Here is the config file I used in case it is helpful for anyone (I copied the dependency parser config so it wouldn’t be due to a bug in my own model)

// copies dependency_parser.jsonnet but includes transformer + chars
    local transformer_model = "bert-base-uncased";
    local embedding_dim = 768 + 100 + 16 + 16;
    {
        "dataset_reader":{
            "type":"universal_dependencies_copy", // copy is copied file from allennlp-models registered with altered name
            "token_indexers": {
            "tokens": {
              "type": "pretrained_transformer_mismatched",
              "model_name": transformer_model
            },
            "token_characters": {
              "type": "characters",
              "min_padding_length": 1
            }
          }
        },
        "train_data_path": std.extVar("TRAIN_DATA_PATH"),
        "validation_data_path": std.extVar("DEV_DATA_PATH"),
        "model": {
          "type": "biaffine_parser_copy", // copy is copied file from allennlp-models registered with altered name
          "text_field_embedder": {
            "token_embedders": {
              "tokens": {
                "type": "pretrained_transformer_mismatched",
                "model_name": transformer_model
              },
              "token_characters": {
                "type": "character_encoding",
                "embedding": {
                "embedding_dim": 16,
                "vocab_namespace": "token_characters"
                },
                "encoder": {
                "type": "lstm",
                "input_size": 16,
                "hidden_size": 16,
                "num_layers": 1,
                "bidirectional": true
                }
              }
            }
          },
          "pos_tag_embedding":{
            "embedding_dim": 100,
            "vocab_namespace": "pos",
            "sparse": true
          },
          "encoder": {
            "type": "stacked_bidirectional_lstm",
            "input_size": embedding_dim,
            "hidden_size": 400,
            "num_layers": 3,
            "recurrent_dropout_probability": 0.3,
            "use_highway": true
          },
          "use_mst_decoding_for_validation": true,
          "arc_representation_dim": 500,
          "tag_representation_dim": 100,
          "dropout": 0.3,
          "input_dropout": 0.3,
          "initializer": {
            "regexes": [
              [".*projection.*weight", {"type": "xavier_uniform"}],
              [".*projection.*bias", {"type": "zero"}],
              [".*tag_bilinear.*weight", {"type": "xavier_uniform"}],
              [".*tag_bilinear.*bias", {"type": "zero"}],
              [".*weight_ih.*", {"type": "xavier_uniform"}],
              [".*weight_hh.*", {"type": "orthogonal"}],
              [".*bias_ih.*", {"type": "zero"}],
              [".*bias_hh.*", {"type": "lstm_hidden_bias"}]
            ]
          }
        },
        "data_loader": {
          "batch_sampler": {
            "type": "bucket",
            "batch_size" : 8
          }
        },
        "trainer": {
          "num_epochs": 50,
          "grad_norm": 5.0,
          "patience": 50,
          "cuda_device": 0,
          "validation_metric": "+LAS",
          "optimizer": {
            "type": "dense_sparse_adam",
            "betas": [0.9, 0.9]
          }
        }
    }

I don’t know the answer to that, other than that we use huggingface’s AutoModel and AutoTokenizer to instantiate things.
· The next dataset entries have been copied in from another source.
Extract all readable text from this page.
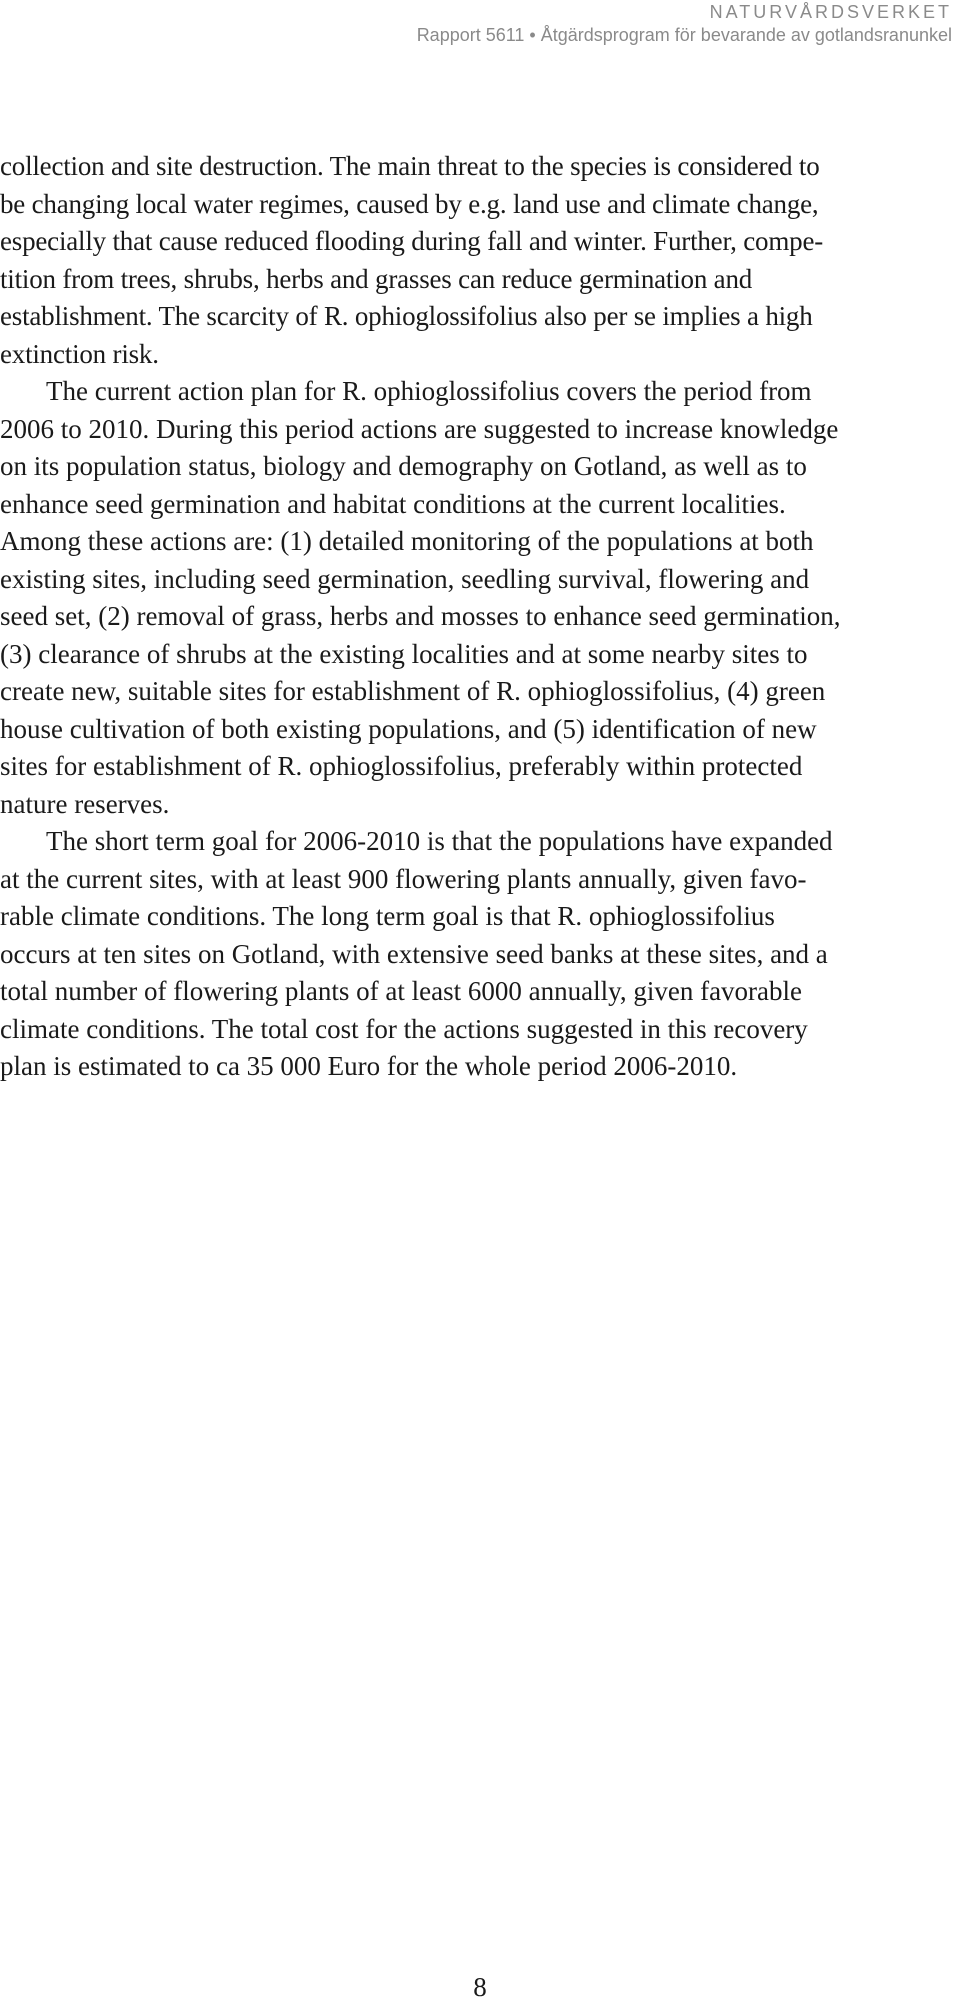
NATURVÅRDSVERKET
Rapport 5611 • Åtgärdsprogram för bevarande av gotlandsranunkel

collection and site destruction. The main threat to the species is considered to
be changing local water regimes, caused by e.g. land use and climate change,
especially that cause reduced flooding during fall and winter. Further, compe-
tition from trees, shrubs, herbs and grasses can reduce germination and
establishment. The scarcity of R. ophioglossifolius also per se implies a high
extinction risk.

The current action plan for R. ophioglossifolius covers the period from
2006 to 2010. During this period actions are suggested to increase knowledge
on its population status, biology and demography on Gotland, as well as to
enhance seed germination and habitat conditions at the current localities.
Among these actions are: (1) detailed monitoring of the populations at both
existing sites, including seed germination, seedling survival, flowering and
seed set, (2) removal of grass, herbs and mosses to enhance seed germination,
(3) clearance of shrubs at the existing localities and at some nearby sites to
create new, suitable sites for establishment of R. ophioglossifolius, (4) green
house cultivation of both existing populations, and (5) identification of new
sites for establishment of R. ophioglossifolius, preferably within protected
nature reserves.

The short term goal for 2006-2010 is that the populations have expanded
at the current sites, with at least 900 flowering plants annually, given favo-
rable climate conditions. The long term goal is that R. ophioglossifolius
occurs at ten sites on Gotland, with extensive seed banks at these sites, and a
total number of flowering plants of at least 6000 annually, given favorable
climate conditions. The total cost for the actions suggested in this recovery
plan is estimated to ca 35 000 Euro for the whole period 2006-2010.

8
Whatever you would pass to those methods for instantiating your model should work for our code, too.

If it’s not possible to use your own local model with huggingface’s AutoModel and AutoTokenizer, then maybe we should consider another way of getting the model into our code. But it might be better to just contribute something upstream to huggingface to make that work.

1 Like

Thanks, it turns out most of the models I had stored locally were just ones I had downloaded from huggingface and converted to weights.tar.gz so I could use it in AllenNLP. The way things are now make it really easy because it obviates the need for that, thanks! I also agree that an upstream change would be better if locally-trained models are not currently usable with huggingface’s tools but I can’t confirm if that’s the case yet.